The new regime initially seems willing to accept the participation of Islamists in politics, so the Islamic Tendency Movement changed its name to Annadha (the Tunisian law prohibits the formation of parties on religious, ed) and presents legislative elections of 1989. Ghannouchi's party, with the support of rural Tunisia, winning back the appointment with the ballot. Or at least that's the case, given that Ben Ali denounces fraud and falsify the election results, the support offered by a strong trade union opposition and the Communist Party. The dictator launches a campaign to discredit Annadha, spreading fear in the country of the "fundamentalist threat" to Islam and resumed the chase already known by the movement of Rachid Ghannouchi under Bourguiba. In 1991 the party was dissolved on charges of "subversion" and "attack the institutional foundations of the state". His party leader in exile in London, leading other took refuge in France, and end up hundreds of activists in the prisons of the regime.

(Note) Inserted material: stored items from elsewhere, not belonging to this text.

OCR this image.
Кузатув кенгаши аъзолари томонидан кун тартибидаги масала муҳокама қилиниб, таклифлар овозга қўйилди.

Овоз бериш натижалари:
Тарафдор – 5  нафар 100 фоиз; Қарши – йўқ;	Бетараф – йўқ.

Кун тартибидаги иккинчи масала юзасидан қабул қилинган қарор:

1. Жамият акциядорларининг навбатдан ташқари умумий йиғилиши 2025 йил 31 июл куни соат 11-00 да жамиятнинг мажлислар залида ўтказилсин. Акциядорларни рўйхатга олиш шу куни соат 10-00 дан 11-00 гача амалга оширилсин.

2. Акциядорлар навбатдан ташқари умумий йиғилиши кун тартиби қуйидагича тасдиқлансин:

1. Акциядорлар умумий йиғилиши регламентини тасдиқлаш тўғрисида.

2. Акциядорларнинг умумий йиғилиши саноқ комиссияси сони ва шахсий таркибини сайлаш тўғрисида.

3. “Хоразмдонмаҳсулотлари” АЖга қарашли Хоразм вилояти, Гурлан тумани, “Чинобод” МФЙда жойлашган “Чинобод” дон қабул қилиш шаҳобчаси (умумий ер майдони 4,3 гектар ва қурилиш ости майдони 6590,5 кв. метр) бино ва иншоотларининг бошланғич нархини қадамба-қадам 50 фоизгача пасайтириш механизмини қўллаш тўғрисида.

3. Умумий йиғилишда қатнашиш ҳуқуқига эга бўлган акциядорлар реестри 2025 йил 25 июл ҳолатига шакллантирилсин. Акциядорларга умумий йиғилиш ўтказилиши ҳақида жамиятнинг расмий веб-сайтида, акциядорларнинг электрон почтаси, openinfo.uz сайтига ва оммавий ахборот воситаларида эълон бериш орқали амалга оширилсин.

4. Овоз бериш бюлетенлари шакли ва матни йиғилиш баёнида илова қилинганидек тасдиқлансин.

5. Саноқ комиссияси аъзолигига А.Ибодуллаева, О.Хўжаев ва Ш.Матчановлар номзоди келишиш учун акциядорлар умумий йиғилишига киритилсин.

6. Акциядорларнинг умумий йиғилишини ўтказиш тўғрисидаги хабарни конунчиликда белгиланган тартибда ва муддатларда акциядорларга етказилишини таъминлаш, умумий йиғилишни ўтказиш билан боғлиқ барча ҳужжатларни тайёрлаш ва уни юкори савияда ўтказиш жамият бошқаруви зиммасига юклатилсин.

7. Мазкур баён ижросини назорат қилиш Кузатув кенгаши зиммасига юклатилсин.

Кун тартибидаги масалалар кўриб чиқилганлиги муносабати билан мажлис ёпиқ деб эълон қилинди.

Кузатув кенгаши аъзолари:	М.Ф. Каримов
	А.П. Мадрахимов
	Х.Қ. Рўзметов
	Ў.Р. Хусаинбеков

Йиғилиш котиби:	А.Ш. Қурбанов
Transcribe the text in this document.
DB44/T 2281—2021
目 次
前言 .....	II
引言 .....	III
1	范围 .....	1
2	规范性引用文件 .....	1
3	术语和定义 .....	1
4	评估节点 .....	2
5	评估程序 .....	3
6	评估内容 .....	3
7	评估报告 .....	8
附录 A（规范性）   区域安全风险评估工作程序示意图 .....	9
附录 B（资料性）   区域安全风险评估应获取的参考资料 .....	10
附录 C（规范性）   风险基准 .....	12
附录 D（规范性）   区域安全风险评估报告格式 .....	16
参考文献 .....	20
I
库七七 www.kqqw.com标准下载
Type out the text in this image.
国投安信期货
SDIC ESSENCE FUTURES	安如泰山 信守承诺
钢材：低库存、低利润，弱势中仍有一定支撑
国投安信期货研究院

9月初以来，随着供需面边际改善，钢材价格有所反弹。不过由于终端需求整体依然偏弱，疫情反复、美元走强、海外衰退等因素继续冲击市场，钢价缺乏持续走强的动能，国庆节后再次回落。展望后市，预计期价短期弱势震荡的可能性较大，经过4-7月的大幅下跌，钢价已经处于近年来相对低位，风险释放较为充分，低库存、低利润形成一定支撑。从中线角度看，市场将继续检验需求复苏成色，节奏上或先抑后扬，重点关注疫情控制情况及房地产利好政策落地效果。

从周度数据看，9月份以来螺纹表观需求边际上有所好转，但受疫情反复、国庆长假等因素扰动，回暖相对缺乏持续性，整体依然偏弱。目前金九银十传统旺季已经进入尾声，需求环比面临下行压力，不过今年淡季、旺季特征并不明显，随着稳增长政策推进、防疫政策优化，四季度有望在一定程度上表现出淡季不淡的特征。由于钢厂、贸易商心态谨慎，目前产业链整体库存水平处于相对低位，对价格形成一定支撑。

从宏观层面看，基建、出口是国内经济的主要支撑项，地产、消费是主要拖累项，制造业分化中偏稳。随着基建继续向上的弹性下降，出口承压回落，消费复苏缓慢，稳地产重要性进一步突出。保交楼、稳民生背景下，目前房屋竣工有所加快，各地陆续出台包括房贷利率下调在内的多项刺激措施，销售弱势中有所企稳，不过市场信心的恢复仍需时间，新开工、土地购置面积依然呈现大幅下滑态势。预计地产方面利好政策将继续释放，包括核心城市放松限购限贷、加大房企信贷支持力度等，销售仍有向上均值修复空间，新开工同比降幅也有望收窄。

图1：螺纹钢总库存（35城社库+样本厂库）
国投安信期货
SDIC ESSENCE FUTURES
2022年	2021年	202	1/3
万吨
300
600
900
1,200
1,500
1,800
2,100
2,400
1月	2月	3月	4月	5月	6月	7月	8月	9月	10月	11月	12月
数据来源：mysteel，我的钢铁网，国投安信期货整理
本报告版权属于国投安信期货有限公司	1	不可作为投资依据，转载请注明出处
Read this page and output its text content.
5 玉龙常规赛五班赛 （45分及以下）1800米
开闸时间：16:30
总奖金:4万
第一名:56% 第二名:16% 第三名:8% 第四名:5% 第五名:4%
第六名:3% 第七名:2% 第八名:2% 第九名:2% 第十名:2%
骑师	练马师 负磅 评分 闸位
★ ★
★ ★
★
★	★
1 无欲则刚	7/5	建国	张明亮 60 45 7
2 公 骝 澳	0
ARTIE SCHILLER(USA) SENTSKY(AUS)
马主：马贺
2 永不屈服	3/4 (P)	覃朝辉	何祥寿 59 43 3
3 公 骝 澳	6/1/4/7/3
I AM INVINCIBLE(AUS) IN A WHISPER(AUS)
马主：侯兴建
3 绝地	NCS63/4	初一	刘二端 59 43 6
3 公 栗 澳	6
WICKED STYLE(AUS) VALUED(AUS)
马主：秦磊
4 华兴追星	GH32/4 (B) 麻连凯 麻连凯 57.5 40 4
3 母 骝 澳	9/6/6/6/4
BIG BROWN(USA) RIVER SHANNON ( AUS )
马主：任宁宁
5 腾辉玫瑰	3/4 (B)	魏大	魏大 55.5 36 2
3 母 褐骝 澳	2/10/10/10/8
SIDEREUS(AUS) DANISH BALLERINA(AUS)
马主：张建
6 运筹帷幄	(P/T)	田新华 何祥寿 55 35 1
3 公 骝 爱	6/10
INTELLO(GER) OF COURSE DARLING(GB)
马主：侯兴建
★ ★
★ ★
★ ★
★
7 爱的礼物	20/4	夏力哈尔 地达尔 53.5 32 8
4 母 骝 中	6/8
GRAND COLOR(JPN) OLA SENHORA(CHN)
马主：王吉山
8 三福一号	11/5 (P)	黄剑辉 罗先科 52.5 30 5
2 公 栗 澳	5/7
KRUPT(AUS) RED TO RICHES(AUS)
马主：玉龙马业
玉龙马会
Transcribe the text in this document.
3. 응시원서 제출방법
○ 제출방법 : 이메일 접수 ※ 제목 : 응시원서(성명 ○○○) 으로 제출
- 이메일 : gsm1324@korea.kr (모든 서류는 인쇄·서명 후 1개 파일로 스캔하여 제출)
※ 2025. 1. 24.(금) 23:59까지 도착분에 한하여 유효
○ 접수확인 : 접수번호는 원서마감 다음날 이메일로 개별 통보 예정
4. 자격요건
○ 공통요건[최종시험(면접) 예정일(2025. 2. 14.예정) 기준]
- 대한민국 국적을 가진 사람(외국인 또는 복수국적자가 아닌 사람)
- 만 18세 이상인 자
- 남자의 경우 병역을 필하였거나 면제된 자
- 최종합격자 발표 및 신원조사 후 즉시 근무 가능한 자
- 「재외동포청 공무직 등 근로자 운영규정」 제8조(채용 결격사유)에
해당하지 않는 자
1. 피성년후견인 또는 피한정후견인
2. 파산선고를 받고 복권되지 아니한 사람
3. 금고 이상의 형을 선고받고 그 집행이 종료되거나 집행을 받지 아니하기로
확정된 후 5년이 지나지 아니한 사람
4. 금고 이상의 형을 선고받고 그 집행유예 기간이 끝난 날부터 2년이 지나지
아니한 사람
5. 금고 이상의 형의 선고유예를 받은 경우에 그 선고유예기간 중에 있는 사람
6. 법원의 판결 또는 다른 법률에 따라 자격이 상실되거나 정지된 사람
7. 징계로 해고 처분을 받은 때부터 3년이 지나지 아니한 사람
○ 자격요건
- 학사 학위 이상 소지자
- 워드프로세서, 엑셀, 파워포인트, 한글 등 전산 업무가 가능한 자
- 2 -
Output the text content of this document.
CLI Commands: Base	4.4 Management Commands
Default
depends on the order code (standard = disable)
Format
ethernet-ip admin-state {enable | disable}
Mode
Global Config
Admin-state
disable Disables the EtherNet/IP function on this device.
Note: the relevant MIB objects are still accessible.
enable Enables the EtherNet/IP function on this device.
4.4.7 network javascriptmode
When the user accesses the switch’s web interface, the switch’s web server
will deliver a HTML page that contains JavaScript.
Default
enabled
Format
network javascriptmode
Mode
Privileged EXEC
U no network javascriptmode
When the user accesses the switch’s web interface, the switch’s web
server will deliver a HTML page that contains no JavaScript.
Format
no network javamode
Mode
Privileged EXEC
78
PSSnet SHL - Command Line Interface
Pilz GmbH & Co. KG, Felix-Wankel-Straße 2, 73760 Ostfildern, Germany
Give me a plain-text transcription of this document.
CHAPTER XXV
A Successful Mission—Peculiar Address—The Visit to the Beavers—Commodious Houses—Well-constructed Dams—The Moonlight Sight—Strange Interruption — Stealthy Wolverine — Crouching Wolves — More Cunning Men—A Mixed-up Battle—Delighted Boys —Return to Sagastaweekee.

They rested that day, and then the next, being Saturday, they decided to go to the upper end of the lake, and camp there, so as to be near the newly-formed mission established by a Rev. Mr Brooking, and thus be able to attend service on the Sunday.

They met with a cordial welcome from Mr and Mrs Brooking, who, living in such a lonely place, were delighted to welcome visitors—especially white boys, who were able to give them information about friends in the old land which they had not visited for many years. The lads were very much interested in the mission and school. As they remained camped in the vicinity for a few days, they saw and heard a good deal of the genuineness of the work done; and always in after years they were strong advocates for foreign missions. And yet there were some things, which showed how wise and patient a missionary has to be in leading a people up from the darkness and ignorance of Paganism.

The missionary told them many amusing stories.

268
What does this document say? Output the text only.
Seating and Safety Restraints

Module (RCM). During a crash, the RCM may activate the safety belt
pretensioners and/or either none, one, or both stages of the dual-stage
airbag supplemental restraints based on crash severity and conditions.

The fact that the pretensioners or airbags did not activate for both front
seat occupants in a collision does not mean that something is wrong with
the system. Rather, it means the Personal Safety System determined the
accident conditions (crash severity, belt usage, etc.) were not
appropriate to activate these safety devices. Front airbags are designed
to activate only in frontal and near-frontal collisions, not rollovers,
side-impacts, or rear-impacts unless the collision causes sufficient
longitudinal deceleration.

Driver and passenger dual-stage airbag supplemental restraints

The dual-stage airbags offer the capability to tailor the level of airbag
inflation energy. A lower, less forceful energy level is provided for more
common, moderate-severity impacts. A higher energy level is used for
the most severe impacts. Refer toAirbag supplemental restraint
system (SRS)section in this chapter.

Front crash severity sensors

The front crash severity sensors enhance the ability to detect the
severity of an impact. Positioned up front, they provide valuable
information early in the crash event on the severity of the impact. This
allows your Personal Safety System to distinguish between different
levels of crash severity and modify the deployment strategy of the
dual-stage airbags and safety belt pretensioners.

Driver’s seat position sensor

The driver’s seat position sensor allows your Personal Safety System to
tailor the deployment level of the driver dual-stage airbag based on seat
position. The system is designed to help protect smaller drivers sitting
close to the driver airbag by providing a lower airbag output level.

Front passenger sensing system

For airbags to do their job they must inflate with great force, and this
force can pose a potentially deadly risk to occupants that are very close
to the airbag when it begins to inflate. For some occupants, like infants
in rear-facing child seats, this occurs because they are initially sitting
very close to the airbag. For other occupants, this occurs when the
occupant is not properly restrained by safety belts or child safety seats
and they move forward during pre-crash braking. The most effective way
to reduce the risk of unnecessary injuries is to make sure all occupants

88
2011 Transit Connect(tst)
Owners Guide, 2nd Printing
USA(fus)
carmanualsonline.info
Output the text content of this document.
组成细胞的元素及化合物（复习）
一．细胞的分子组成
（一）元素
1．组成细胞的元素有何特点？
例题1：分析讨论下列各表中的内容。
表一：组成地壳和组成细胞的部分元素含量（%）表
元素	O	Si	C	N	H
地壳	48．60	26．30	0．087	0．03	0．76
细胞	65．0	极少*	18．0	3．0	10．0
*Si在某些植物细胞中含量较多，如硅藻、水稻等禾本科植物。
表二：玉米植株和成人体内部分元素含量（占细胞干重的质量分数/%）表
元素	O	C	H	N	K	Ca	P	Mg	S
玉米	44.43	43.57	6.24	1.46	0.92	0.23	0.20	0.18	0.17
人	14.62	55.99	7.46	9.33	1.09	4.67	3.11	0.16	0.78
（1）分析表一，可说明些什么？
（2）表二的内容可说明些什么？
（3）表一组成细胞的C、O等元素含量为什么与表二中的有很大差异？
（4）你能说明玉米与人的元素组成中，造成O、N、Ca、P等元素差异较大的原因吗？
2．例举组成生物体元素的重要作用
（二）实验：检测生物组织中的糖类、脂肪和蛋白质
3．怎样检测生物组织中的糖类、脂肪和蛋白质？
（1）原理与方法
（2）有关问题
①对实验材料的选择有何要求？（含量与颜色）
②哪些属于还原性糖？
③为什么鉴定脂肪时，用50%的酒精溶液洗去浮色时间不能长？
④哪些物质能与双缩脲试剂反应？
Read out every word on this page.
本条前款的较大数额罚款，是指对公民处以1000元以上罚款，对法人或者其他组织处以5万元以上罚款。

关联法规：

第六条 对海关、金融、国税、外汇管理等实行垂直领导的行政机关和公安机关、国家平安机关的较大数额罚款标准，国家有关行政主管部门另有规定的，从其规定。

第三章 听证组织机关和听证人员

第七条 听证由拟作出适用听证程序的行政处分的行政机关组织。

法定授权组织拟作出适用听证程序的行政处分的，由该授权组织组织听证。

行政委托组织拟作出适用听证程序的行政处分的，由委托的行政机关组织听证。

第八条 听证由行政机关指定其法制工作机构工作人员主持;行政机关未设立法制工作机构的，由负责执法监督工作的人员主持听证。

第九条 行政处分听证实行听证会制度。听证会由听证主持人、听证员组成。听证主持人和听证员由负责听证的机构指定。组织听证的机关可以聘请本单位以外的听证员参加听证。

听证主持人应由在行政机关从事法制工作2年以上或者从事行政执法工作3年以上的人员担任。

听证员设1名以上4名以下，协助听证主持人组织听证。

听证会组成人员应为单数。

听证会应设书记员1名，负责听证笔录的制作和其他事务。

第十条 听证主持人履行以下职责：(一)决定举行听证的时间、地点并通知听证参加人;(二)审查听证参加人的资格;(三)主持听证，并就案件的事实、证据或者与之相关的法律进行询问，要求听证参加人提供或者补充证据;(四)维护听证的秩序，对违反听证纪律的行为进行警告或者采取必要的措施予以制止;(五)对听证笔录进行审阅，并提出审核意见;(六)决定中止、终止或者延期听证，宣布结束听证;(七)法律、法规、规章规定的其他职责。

Al suo arrivo all’aeroporto di Tunisi, accolto dagli Allahu Akhbar intonati dalla folla, il leader islamista ha dichiarato all’AFP che non si candiderà alle elezioni presidenziali previste per il prossimo giugno, confermando così quanto già affermato a Londra poche ore dopo la fuga del dittatore Ben Ali. “Non mi presenterò alle presidenziali – ha riferito Ghannouchi – così come non si presenterà nessun altro esponente di Annadha. Dopo venti anni di assenza, il mio partito non è pronto a gettarsi nell’arena politica. La priorità è ricostruire il movimento e riprendere l’attività all’interno della società tunisina”.